Video games have a language all their own. It's a language that most people understand implicitly—concepts like extra lives, leveling up, experience points, and boss battles have gone mainstream. That language has begun to seep into other media as well—movies like The Matrix, Source Code, and books like those in the Scott Pilgrim series all use the language of games to tell stories in fresh, interesting ways.
To The Moon, a new PC game from Kan Gao's indie studio Freebird Games, occupies a strange but welcome space between video games and non-interactive media. At its heart, To The Moon is mostly concerned with telling a story—and what a lovely story it is!—but what's remarkable is the way it tells that tale. It is, in essence, an interactive storybook that leverages the cultural language of video games to weave a unique and affecting tapestry.
To The Moon tells the story of two scientists who transport themselves into the memories of a comatose, dying old man named John. They must move backwards through his life, learning his life story while slowly unraveling the reason why he wants to travel to the moon before he dies. The story is presented as a mystery—as the scientists proceed, they (and we) learn more about John, his wife River, and the story of their life together.
The setup is equal parts Inception and Eternal Sunshine of the Spotless Mind, with a touch of Memento's reverse-engineered storytelling.
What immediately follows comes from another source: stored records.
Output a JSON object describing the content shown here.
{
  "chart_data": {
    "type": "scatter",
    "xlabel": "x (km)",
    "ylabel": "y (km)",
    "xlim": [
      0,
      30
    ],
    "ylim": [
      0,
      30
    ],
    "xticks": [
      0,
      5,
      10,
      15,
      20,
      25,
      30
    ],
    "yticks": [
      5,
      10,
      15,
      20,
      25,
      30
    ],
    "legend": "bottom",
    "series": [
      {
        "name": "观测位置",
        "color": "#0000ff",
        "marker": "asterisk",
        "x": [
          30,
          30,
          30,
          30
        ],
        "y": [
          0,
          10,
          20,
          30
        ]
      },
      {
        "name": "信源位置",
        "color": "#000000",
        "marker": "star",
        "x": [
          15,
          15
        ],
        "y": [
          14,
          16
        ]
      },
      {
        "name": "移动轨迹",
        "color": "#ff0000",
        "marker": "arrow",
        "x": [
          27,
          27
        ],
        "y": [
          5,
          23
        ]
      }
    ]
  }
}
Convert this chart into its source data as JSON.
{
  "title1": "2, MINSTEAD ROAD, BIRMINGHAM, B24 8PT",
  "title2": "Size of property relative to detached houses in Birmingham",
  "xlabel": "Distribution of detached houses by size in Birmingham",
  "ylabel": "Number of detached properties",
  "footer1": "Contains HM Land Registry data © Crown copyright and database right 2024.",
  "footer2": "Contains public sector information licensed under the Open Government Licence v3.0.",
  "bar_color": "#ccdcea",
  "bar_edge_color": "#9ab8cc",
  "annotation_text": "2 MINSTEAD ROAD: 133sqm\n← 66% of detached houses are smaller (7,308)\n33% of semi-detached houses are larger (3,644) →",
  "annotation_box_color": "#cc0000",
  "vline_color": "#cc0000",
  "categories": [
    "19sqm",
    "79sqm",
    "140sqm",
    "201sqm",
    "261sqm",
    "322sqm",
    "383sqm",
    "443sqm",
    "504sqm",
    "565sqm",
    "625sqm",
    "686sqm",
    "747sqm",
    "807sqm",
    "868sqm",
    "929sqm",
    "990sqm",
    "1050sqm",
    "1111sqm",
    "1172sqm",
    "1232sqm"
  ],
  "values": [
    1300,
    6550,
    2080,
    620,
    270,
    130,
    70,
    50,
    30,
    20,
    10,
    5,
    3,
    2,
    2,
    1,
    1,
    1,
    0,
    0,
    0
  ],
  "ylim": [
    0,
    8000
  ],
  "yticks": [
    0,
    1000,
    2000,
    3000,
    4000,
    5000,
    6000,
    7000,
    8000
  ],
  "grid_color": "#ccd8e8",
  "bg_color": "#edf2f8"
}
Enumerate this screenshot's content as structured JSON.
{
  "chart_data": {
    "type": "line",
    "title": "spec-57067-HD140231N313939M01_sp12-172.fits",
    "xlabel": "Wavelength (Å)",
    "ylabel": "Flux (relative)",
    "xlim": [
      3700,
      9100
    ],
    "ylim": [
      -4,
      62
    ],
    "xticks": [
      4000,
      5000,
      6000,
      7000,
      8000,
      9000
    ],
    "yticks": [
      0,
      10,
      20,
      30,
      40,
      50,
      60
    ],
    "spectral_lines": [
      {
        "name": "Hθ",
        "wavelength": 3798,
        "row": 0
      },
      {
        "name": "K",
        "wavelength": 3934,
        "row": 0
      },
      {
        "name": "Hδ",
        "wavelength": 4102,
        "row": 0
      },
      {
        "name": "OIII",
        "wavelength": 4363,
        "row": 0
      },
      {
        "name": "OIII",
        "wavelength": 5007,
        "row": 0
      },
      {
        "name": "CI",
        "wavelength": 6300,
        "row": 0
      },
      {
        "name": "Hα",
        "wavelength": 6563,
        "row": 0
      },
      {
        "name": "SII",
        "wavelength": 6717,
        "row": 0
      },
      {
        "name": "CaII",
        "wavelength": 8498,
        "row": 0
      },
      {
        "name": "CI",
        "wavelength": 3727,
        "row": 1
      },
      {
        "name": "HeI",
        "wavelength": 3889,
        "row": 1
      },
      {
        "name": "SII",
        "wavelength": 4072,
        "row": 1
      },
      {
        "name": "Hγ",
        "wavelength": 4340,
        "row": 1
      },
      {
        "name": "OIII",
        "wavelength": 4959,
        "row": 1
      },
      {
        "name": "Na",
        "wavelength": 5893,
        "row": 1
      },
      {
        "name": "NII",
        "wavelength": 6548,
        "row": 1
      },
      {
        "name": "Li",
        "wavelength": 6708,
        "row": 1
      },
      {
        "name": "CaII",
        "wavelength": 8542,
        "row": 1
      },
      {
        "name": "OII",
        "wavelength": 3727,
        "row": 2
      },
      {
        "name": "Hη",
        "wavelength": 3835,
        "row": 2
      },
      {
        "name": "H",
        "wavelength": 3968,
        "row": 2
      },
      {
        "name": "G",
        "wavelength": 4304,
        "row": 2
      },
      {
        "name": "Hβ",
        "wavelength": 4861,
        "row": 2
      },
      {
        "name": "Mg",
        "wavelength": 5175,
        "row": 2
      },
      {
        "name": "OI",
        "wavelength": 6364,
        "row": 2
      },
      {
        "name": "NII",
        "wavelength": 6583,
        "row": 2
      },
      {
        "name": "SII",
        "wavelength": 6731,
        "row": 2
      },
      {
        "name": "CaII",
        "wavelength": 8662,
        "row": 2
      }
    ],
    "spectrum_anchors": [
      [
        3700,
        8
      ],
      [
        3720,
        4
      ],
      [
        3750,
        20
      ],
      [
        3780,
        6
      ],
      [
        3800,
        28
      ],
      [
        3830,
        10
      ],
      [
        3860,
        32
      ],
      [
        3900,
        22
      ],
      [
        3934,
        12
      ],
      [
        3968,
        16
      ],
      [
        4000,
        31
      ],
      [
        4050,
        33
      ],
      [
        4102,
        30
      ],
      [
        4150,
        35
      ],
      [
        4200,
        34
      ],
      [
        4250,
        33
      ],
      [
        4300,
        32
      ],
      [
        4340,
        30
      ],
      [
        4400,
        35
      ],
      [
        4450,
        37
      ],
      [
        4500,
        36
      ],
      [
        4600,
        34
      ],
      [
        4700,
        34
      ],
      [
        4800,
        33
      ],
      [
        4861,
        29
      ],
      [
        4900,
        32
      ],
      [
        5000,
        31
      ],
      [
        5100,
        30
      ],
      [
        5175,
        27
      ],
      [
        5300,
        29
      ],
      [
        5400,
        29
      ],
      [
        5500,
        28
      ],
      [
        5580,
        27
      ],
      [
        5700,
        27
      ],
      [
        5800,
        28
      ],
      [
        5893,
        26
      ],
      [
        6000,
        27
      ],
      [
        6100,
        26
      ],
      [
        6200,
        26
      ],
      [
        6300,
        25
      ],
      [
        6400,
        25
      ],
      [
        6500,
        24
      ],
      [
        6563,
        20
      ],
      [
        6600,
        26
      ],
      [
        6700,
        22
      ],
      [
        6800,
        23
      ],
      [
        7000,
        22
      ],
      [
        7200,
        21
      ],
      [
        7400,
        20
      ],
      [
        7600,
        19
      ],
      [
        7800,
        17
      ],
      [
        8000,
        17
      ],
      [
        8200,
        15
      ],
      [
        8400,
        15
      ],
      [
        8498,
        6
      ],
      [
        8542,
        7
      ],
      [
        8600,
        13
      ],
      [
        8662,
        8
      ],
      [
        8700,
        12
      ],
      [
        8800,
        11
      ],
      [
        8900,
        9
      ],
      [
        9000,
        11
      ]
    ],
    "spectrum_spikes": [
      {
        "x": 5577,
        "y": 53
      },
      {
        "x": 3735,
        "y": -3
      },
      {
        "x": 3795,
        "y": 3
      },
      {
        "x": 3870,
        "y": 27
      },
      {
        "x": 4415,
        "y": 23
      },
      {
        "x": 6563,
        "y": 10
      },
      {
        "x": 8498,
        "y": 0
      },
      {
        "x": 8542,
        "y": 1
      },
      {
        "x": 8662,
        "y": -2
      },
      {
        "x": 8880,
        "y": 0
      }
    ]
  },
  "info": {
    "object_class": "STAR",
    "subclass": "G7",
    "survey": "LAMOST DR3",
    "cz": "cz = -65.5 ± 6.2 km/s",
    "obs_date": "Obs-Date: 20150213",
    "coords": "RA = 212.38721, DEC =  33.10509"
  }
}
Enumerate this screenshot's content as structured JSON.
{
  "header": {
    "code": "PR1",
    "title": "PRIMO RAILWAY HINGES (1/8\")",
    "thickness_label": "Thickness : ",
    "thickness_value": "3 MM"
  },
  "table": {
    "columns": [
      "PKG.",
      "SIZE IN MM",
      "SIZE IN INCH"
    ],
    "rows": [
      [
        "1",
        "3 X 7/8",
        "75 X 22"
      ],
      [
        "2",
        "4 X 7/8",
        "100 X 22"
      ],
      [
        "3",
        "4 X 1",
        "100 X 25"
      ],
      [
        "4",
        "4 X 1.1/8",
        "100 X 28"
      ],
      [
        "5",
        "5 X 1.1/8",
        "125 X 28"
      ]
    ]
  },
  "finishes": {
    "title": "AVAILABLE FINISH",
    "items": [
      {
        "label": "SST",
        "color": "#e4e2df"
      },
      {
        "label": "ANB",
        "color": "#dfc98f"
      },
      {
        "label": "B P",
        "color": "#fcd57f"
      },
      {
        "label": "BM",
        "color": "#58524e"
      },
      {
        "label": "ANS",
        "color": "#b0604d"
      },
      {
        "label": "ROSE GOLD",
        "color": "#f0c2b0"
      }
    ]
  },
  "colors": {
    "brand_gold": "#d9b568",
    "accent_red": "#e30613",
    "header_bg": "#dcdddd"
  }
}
As a "game," it's not much to write home about—there are some very simple puzzles and a lot of object-hunting, but for the most part, the game plays itself.
On the Freebird Games site, Gao is very clear about his goal in making To The Moon. "The design philosophy was simple," he writes, "to create a 'game' that takes the player through a story in the form of an an immersive interactive show." And in that, To The Moon is a success. The writing is snappy and funny, the characters are well-developed, and the music, composed by Gao and Plants vs. Zombies composer Laura Shigihara, is entirely lovely. But what surprised me about To The Moon was how it leveraged the visual, aural and even emotional language of video games to better tell its story.
When I talk about "the language of video games," I'm talking about a couple of things. Recent films like Inception and The Matrix involve concepts of ego-transference, digital projection, climbing through levels, and extra lives. (For those with long memories, I actually had some significant problems with how Inception functioned.) I'd say those films mostly channel the structural language of games. Increasingly, I'm noticing films, books, and TV shows that are informed by games' cultural and emotional language as well.